“I know it all too well,” he said somberly. “I’m carrying about three ounces of lead in my carcass that they could never remove.” His face hardened, as if he was remembering how he collected that lead.
She cocked her head.
“Give it up,” he said with faint amusement. “I don’t talk about my past, ever. Well, maybe to a local priest, but he’s an old friend.”
She pursed her lips. She knew a priest downtown who was a former merc. He did a lot of outreach work. “I wonder if we could possibly be thinking of the same priest?”
He glowered at her.
She held up both hands in mock surrender. “Okay, I’m done. Honest.”
He shook his head with a heavy sigh. “Some people!” he scoffed.
She grinned at him. He’d been so kind when she was living through her own tragedy.
“Okay. What did he say?”
She sipped black coffee. It was at least strong enough to keep her awake, if badly brewed. She made a face.
“Listen, if you’d ever had coffee made over a campfire with the grounds still in it,” he began.
She sighed. “Good point. At least it’s not that bad.” She lifted her eyes to his pale ones. “He said that he loved wolves, and that his boss was getting ready to poison a few snakes.”
Hollister whistled softly. “Oh, boy.”
“Like I said, it could have been the aftereffects of the anesthesia.”
“Or it could be code for what’s really happening.” His eyes narrowed. “You know what’s going on. Your hospital got the last two victims...the dead kid who was in Los Serpientes, and the wounded Lobitos member who skipped out before police could question him.”
She nodded. She was thinking of Tonio and the treatment he’d had at the hands of Rado and his friends. She worried for him.
“There’s a gang war starting,” Cal told her. “I don’t want a gang war in San Antonio. I still remember the last one and it makes me sick at my stomach.”
“I remember it, too.” It was the one that had resulted in her family’s death.
“I’m going to set up a task force,” he said. “We have a Texas Ranger here with a good knowledge of gangs and gang activities. I’m going to ask him to join.”

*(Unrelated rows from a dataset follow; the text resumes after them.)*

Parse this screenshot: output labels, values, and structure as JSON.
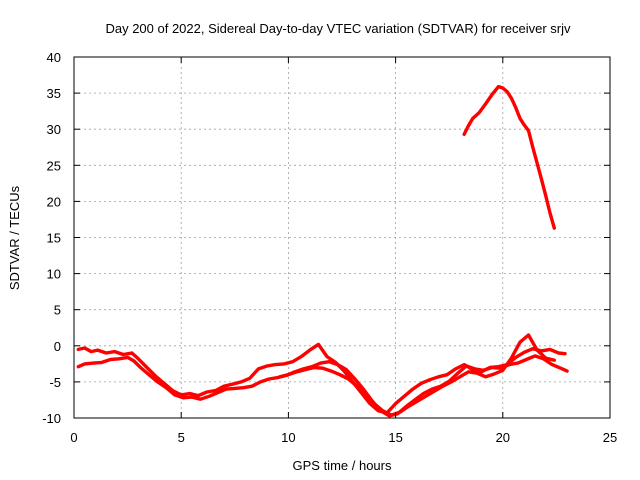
{
  "chart_data": {
    "type": "line",
    "title": "Day 200 of 2022, Sidereal Day-to-day VTEC variation (SDTVAR) for receiver srjv",
    "xlabel": "GPS time / hours",
    "ylabel": "SDTVAR / TECUs",
    "xlim": [
      0,
      25
    ],
    "ylim": [
      -10,
      40
    ],
    "xticks": [
      0,
      5,
      10,
      15,
      20,
      25
    ],
    "yticks": [
      -10,
      -5,
      0,
      5,
      10,
      15,
      20,
      25,
      30,
      35,
      40
    ],
    "grid": true,
    "legend": "none",
    "color": "#ff0000",
    "series": [
      {
        "name": "trace-a",
        "x": [
          0.2,
          0.5,
          0.8,
          1.1,
          1.5,
          1.9,
          2.3,
          2.7,
          3.0,
          3.4,
          3.8,
          4.2,
          4.6,
          5.0,
          5.4,
          5.8,
          6.2,
          6.6,
          7.0,
          7.4,
          7.8,
          8.2,
          8.6,
          9.0,
          9.4,
          9.8,
          10.2,
          10.6,
          11.0,
          11.4,
          11.8,
          12.2,
          12.6,
          13.0,
          13.4,
          13.8,
          14.2,
          14.6,
          15.0,
          15.4,
          15.8,
          16.2,
          16.6,
          17.0,
          17.4,
          17.8,
          18.2,
          18.6,
          19.0,
          19.4,
          19.8,
          20.2,
          20.6,
          21.0,
          21.4,
          21.8,
          22.2,
          22.6,
          22.9
        ],
        "y": [
          -0.5,
          -0.3,
          -0.8,
          -0.6,
          -1.0,
          -0.8,
          -1.2,
          -1.0,
          -1.8,
          -3.0,
          -4.2,
          -5.2,
          -6.2,
          -6.8,
          -6.6,
          -6.9,
          -6.4,
          -6.2,
          -5.6,
          -5.3,
          -5.0,
          -4.5,
          -3.2,
          -2.8,
          -2.6,
          -2.5,
          -2.2,
          -1.5,
          -0.6,
          0.2,
          -1.5,
          -2.3,
          -3.5,
          -5.0,
          -6.5,
          -8.0,
          -9.0,
          -9.3,
          -8.0,
          -7.0,
          -6.0,
          -5.2,
          -4.7,
          -4.3,
          -4.0,
          -3.2,
          -2.6,
          -3.3,
          -3.6,
          -3.0,
          -2.9,
          -2.6,
          -1.6,
          -0.9,
          -0.4,
          -0.7,
          -0.5,
          -1.0,
          -1.1
        ]
      },
      {
        "name": "trace-b",
        "x": [
          0.2,
          0.5,
          0.9,
          1.3,
          1.7,
          2.1,
          2.5,
          2.8,
          3.1,
          3.5,
          3.9,
          4.3,
          4.7,
          5.1,
          5.5,
          5.9,
          6.3,
          6.7,
          7.1,
          7.5,
          7.9,
          8.3,
          8.7,
          9.1,
          9.5,
          9.9,
          10.3,
          10.7,
          11.1,
          11.5,
          11.9,
          12.3,
          12.7,
          13.1,
          13.5,
          13.9,
          14.3,
          14.7,
          15.1,
          15.5,
          15.9,
          16.3,
          16.7,
          17.1,
          17.5,
          17.9,
          18.3,
          18.7,
          19.1,
          19.5,
          19.9,
          20.3,
          20.7,
          21.1,
          21.5,
          21.9,
          22.3,
          22.7,
          23.0
        ],
        "y": [
          -2.9,
          -2.5,
          -2.4,
          -2.3,
          -1.9,
          -1.8,
          -1.6,
          -2.1,
          -3.0,
          -4.0,
          -5.0,
          -5.8,
          -6.8,
          -7.2,
          -7.1,
          -7.4,
          -7.0,
          -6.5,
          -6.0,
          -5.9,
          -5.8,
          -5.6,
          -5.0,
          -4.6,
          -4.4,
          -4.1,
          -3.6,
          -3.2,
          -2.9,
          -2.4,
          -2.2,
          -2.6,
          -3.3,
          -4.6,
          -6.0,
          -7.6,
          -9.0,
          -9.7,
          -9.4,
          -8.4,
          -7.5,
          -6.6,
          -6.0,
          -5.6,
          -4.9,
          -3.8,
          -2.8,
          -3.2,
          -3.4,
          -3.0,
          -3.1,
          -2.6,
          -2.4,
          -1.9,
          -1.4,
          -1.8,
          -2.6,
          -3.1,
          -3.5
        ]
      },
      {
        "name": "trace-c",
        "x": [
          9.6,
          10.0,
          10.4,
          10.8,
          11.2,
          11.6,
          12.0,
          12.4,
          12.8,
          13.2,
          13.6,
          14.0,
          14.4,
          14.8,
          15.2,
          15.6,
          16.0,
          16.4,
          16.8,
          17.2,
          17.6,
          18.0,
          18.4,
          18.8,
          19.2,
          19.6,
          20.0,
          20.4,
          20.8,
          21.2,
          21.6,
          22.0,
          22.4
        ],
        "y": [
          -4.3,
          -4.0,
          -3.6,
          -3.3,
          -3.0,
          -3.1,
          -3.5,
          -4.0,
          -4.6,
          -5.6,
          -6.8,
          -8.0,
          -9.0,
          -9.6,
          -9.2,
          -8.4,
          -7.7,
          -7.0,
          -6.3,
          -5.6,
          -5.0,
          -4.3,
          -3.6,
          -3.8,
          -4.3,
          -3.9,
          -3.4,
          -1.7,
          0.5,
          1.5,
          -0.6,
          -1.7,
          -2.0
        ]
      },
      {
        "name": "trace-d",
        "x": [
          18.2,
          18.4,
          18.6,
          18.9,
          19.2,
          19.5,
          19.8,
          20.0,
          20.2,
          20.4,
          20.6,
          20.8,
          21.0,
          21.2,
          21.4,
          21.6,
          21.8,
          22.0,
          22.2,
          22.4
        ],
        "y": [
          29.3,
          30.5,
          31.5,
          32.3,
          33.5,
          34.8,
          35.9,
          35.7,
          35.2,
          34.3,
          33.0,
          31.5,
          30.6,
          29.8,
          27.5,
          25.3,
          23.1,
          20.8,
          18.4,
          16.3
        ]
      }
    ]
  }
}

“Does he know about this latest shooting?”
He smiled secretively and glanced past her. “Why don’t you ask him yourself?”
She half turned in her chair, and there was John Ruiz, staring at the two of them with narrow black eyes. And he wasn’t smiling.
FOUR
“We were just talking about you,” Hollister chuckled.
“Was it something printable?” John asked as he joined them at the table.
“Mostly.” He held up a cup. “Want coffee?”
“I have too much respect for the beverage to ever drink it out of that counterfeit machine,” John said haughtily.
“It makes very nice hot chocolate,” Sunny said in its defense.
“It also steals dollar bills,” John muttered. “Someone should give it an attitude adjustment.”
“You wouldn’t ever have gone down to Palo Verde with a baseball bat?” Hollister asked hesitantly, and with a grin.
John chuckled in spite of himself as he pulled up a chair and straddled it. “No, but I understand the officer who did is still paying off the damage on a monthly basis. The circuit judge put the fear of God into him.”
“What am I missing?” Sunny asked, her eyes glancing off John’s. A faint blush colored her high cheekbones and he seemed to relax, all of a sudden.
She didn’t realize that he’d seen her with Hollister and that he was suddenly jealous. The other man drew women like flowers drew bees. Her flush delighted him, because it was proof that she was more attracted to him than the good-looking blond man sitting with her. He hadn’t been able to get her out of his mind since he’d seen her in the cathedral. Crazy, to feel possessive about a woman he hardly knew!
“There was a soft drink machine in the police department in Palo Verde,” John told her, bringing his attention back to the incident Hollister had alluded to. “It ate dollar bills and refused to give either change or soft drinks. One of the officers accidentally hit it with a baseball bat several times and it had to be replaced. So the story goes.”
She burst out laughing. “How in the world can you accidentally hit a soft drink machine with a baseball bat several times?!”
“Funny, the judge asked the same question,” John replied, his black eyes twinkling.
“And what was the officer’s excuse?” she asked.
“Muscle spasms,” he said with a grin.
She chuckled. John loved the way she laughed. It made her look very pretty, with her face animated and those dark eyes bright with humor.